A neater solution to an interesting question part 2 This is a continuation from another question given here:
A neater solution to an interesting question
I reproduce the problem statement here:
Just the other day, a discussion with a friend prompted the following question: There is a beautiful lady who works at the cashier. A person can only see all the way to the front of the queue if they are taller than each person in front of them, and every individual is either strictly taller or strictly shorter than any one else in the queue. 
Part 1 of the question was to determine the expected number of people who can see the cashier. The solution is given by linearity of expectation and noting that the probability that the kth person can see to the front (by virtue of being the tallest among k) is 1/k.
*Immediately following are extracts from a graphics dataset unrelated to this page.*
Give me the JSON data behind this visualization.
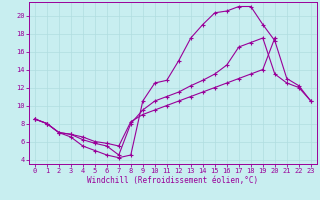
{
  "xlabel": "Windchill (Refroidissement éolien,°C)",
  "bg_color": "#c8eef0",
  "grid_color": "#b0dde0",
  "line_color": "#990099",
  "xlim": [
    -0.5,
    23.5
  ],
  "ylim": [
    3.5,
    21.5
  ],
  "xticks": [
    0,
    1,
    2,
    3,
    4,
    5,
    6,
    7,
    8,
    9,
    10,
    11,
    12,
    13,
    14,
    15,
    16,
    17,
    18,
    19,
    20,
    21,
    22,
    23
  ],
  "yticks": [
    4,
    6,
    8,
    10,
    12,
    14,
    16,
    18,
    20
  ],
  "series_x": [
    [
      0,
      1,
      2,
      3,
      4,
      5,
      6,
      7,
      8,
      9,
      10,
      11,
      12,
      13,
      14,
      15,
      16,
      17,
      18,
      19,
      20,
      21,
      22,
      23
    ],
    [
      0,
      1,
      2,
      3,
      4,
      5,
      6,
      7,
      8,
      9,
      10,
      11,
      12,
      13,
      14,
      15,
      16,
      17,
      18,
      19,
      20,
      21,
      22,
      23
    ],
    [
      0,
      1,
      2,
      3,
      4,
      5,
      6,
      7,
      8,
      9,
      10,
      11,
      12,
      13,
      14,
      15,
      16,
      17,
      18,
      19,
      20
    ]
  ],
  "series_y": [
    [
      8.5,
      8.0,
      7.0,
      6.5,
      5.5,
      5.0,
      4.5,
      4.2,
      4.5,
      10.5,
      12.5,
      12.8,
      15.0,
      17.5,
      19.0,
      20.3,
      20.5,
      21.0,
      21.0,
      19.0,
      17.2,
      13.0,
      12.2,
      10.5
    ],
    [
      8.5,
      8.0,
      7.0,
      6.8,
      6.2,
      5.8,
      5.5,
      4.5,
      8.0,
      9.5,
      10.5,
      11.0,
      11.5,
      12.2,
      12.8,
      13.5,
      14.5,
      16.5,
      17.0,
      17.5,
      13.5,
      12.5,
      12.0,
      10.5
    ],
    [
      8.5,
      8.0,
      7.0,
      6.8,
      6.5,
      6.0,
      5.8,
      5.5,
      8.2,
      9.0,
      9.5,
      10.0,
      10.5,
      11.0,
      11.5,
      12.0,
      12.5,
      13.0,
      13.5,
      14.0,
      17.5
    ]
  ]
}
Part 2 of the question is as follows: What is the probability that m out of n people can see to the front?
The solutions I have arrived at so far are as follows:
$\Bbb P\ (\ number \ able\ to \ see =m) = 
\frac{1}{n} 
\sum_{k_2=m-1}^{n-1}\frac{1}{k_2}( 
\sum_{k_3=m-2}^{k_2-1}\frac{1}{k_3}(...
(\sum_{k_m=1}^{k_{m-1}-1}\frac{1}{k_m})...)) $
The subscript of $k_i$ corresponds to the tallest person in front of the $k_{i-1}$th tallest person. The value of $k_i$ denotes the number of people in front of the $k_{i-1}$th tallest person, and hence $\frac{1}{k_i}$ denotes the probability that that $k_i$th person is in any particular position.

Given user49640's suggestion, I include a recursive expression of the above solution for $\Bbb P_n$. n denotes the number of people in the queue, and m denotes the number of people who can see to the front.
$\Bbb P_n\ (no. =m) = \frac{1}{n} \sum_{k=m-1}^{n-1}\Bbb P_k\ (no. = m-1) $

My question is: Is this correct? If so, is there a neater or better solution?
 A: The recursive expression you give is correct. The probability that $k$ out of $n$ people can see the cashier is given by $\frac{1}{n!} \left[{n \atop k}\right]$, where $\left[{n \atop k}\right]$ is a Stirling number of the first kind (unsigned). 
Usually, Stirling numbers of the first kind are used to count permutations with $k$ cycles. This is equivalent to your formulation because each cycle decomposition can be uniquely written with the highest number in each cycle put first, and then the cycles sorted by their first number in ascending order. (So we could write the cycle decomposition $(1\,3\,4)\,(2\,5)\,(6)$ as $(4\,1\,3)\,(5\,2)\,(6)$.) 
Flattening this out gives a permutation of $n$ elements in which exactly $k$ are the largest seen so far: in the example, we get $4 1 3 5 2 6$, in which persons $4$, $5$, and $6$ can see the cashier at the front. Conversely, given a permutation, we can take the people who can see the cashier, and interpret them as beginning a cycle, obtaining a cycle decomposition written in the above form; so this gives a bijection.
Wikipedia lists the recurrence $\left[{n+1 \atop k}\right] = n\left[{n \atop k}\right] + \left[{n \atop k-1}\right]$ for these; this gives $$\mathbb P_{n+1}(k) = \frac{n}{n+1} \mathbb P_n(k) + \frac1{n+1} \mathbb P_n(k-1)$$ for the probability. This can probably be derived from your recurrence, and also explained as follows: when there are $n+1$ people, with probability $\frac1{n+1}$ the very tallest person is at the back of the line (so if we wanted $k$ people to see the cashier, we have $k-1$ left to find); otherwise, the person at the back of the line can be ignored.
There are plenty of other identities on Wikipedia, but not a nice closed form or anything.